Anna North’s new novel opens in a bog in northwest England, where crews dig up a body and believe they have solved a cold case. Thirty years ago, a local man killed his wife and threw her into the bog to hide the evidence — or so he confessed — and police summon a forensic anthropologist to investigate.
But when our main character, Agnes, arrives at the scene, she discovers that the spongy marsh hides a much older mystery: The body from the bog is more than 2,000 years old, dating all the way back to the dawn of the Roman Empire. The remains are surprisingly well preserved, almost beautiful, and it’s up to the forensic bone specialist to figure out how she died and possibly how she lived.
Bog Queen is North’s fourth novel, and a far cry from the Wild West of Outlawed or her post-apocalyptic America Pacifica. The setting here is very much a character, as North devotes occasional chapters to the collective voice of a moss colony that inhabits the bog.

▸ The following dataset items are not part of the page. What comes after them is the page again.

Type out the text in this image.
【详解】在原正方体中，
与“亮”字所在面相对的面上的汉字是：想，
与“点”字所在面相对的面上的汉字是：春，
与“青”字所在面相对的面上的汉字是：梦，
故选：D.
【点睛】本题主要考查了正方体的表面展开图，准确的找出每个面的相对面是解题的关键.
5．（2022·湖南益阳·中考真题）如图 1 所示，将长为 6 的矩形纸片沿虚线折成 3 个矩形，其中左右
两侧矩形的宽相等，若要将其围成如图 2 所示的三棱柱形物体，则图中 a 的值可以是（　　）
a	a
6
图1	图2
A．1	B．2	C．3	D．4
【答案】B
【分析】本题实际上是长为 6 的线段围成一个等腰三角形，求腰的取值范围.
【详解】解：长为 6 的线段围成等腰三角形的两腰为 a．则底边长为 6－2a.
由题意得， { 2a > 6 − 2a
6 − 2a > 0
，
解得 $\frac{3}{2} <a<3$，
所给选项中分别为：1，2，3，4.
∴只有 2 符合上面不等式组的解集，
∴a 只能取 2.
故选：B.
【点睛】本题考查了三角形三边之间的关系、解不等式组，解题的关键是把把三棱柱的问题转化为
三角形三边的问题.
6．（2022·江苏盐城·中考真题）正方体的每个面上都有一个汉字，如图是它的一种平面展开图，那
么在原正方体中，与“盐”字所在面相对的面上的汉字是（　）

“I think you should take a longer view on things,” the ancient colony explains. “Yes, you found a body here. But is the body really what’s important? Or is it the conversation the body opens up about the earth, the past, the future — is that what really matters?”

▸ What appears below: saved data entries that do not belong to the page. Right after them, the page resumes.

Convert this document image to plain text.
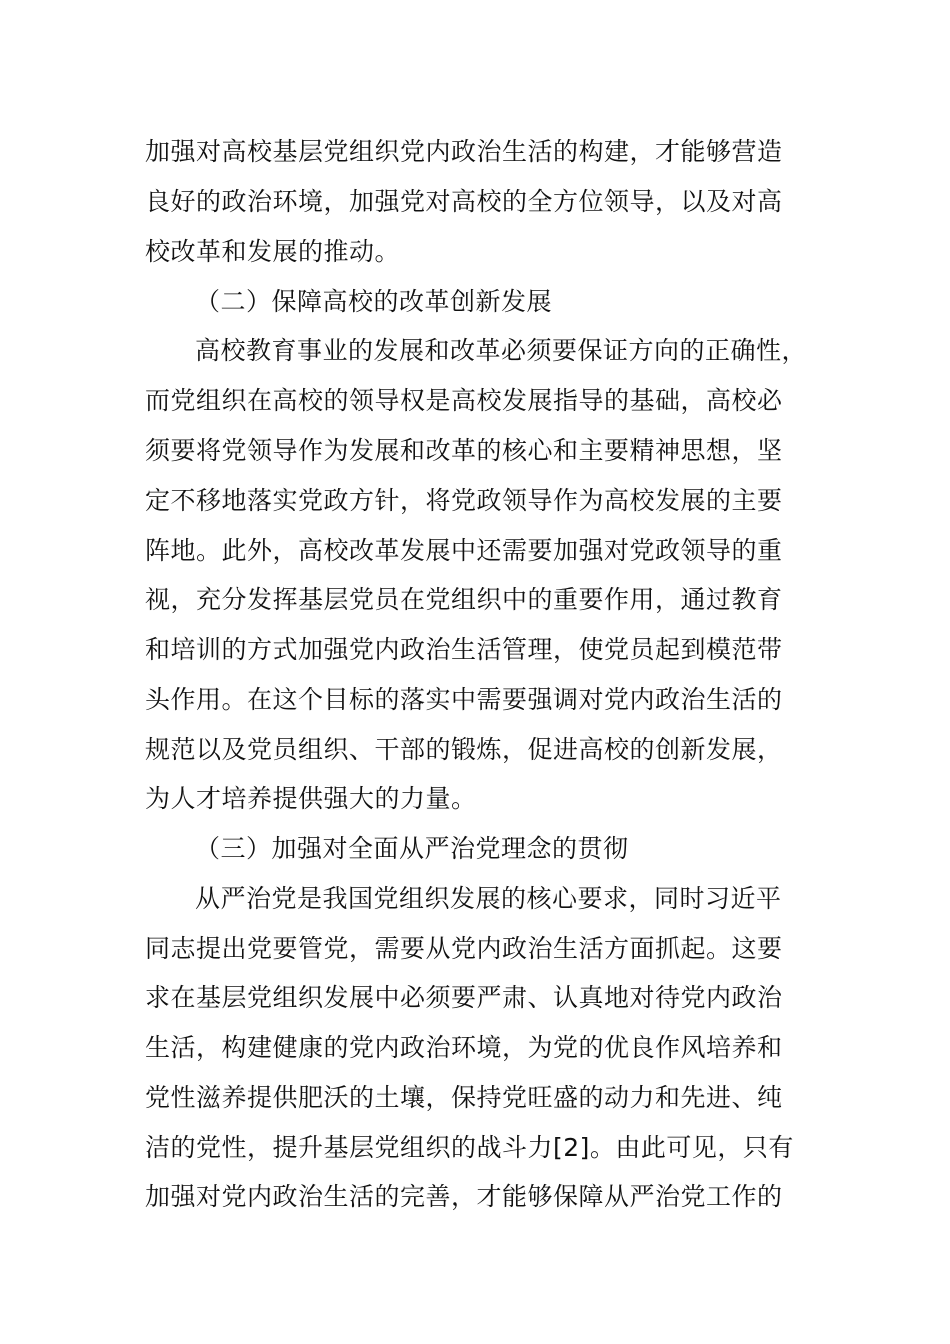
加强对高校基层党组织党内政治生活的构建，才能够营造
良好的政治环境，加强党对高校的全方位领导，以及对高
校改革和发展的推动。
（二）保障高校的改革创新发展
高校教育事业的发展和改革必须要保证方向的正确性，
而党组织在高校的领导权是高校发展指导的基础，高校必
须要将党领导作为发展和改革的核心和主要精神思想，坚
定不移地落实党政方针，将党政领导作为高校发展的主要
阵地。此外，高校改革发展中还需要加强对党政领导的重
视，充分发挥基层党员在党组织中的重要作用，通过教育
和培训的方式加强党内政治生活管理，使党员起到模范带
头作用。在这个目标的落实中需要强调对党内政治生活的
规范以及党员组织、干部的锻炼，促进高校的创新发展，
为人才培养提供强大的力量。
（三）加强对全面从严治党理念的贯彻
从严治党是我国党组织发展的核心要求，同时习近平
同志提出党要管党，需要从党内政治生活方面抓起。这要
求在基层党组织发展中必须要严肃、认真地对待党内政治
生活，构建健康的党内政治环境，为党的优良作风培养和
党性滋养提供肥沃的土壤，保持党旺盛的动力和先进、纯
洁的党性，提升基层党组织的战斗力[2]。由此可见，只有
加强对党内政治生活的完善，才能够保障从严治党工作的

As Agnes struggles to decipher the mystery of the woman in the bog, she gets caught up in a battle between developers and a group of activists trying to preserve the bog. She also is forced to question her professional expertise, her personal strength and her place in the world.
An alternating timeline takes us back to the Iron Age and the voice of the bog woman herself — a Celtic priestess who was “the druid of Bereda,” who struggles to navigate her spiritual and diplomatic duties during the dawn of the Roman Empire.
The result is a complex and beautifully written story that explores female power and leadership across time, as well as environmental concerns. It also meshes past and present in surprising ways, illustrating the connections between humans and nature and our evolving belief systems.
In one compelling scene, the bog queen watches an ancient priest try to interpret messages from the gods and predict the future by examining the entrails of a sacrificed goat — a practice known as haruspicy [her-USS-puh-see]. Meanwhile, Agnes embraces all the tools of modern technology in her attempt to recreate the past and solve her case. A scientist to her core, and a likeable misfit, Agnes at one point thinks fondly back to her first graphing calculator, which she says her father “presented to her as if it were an object of awesome power, a young knight’s first sword.”
Bog Queen offers everything fans love about historical fiction: a fascinating look back through time with memorable characters, remarkable settings and a story that moves along at a steady clip.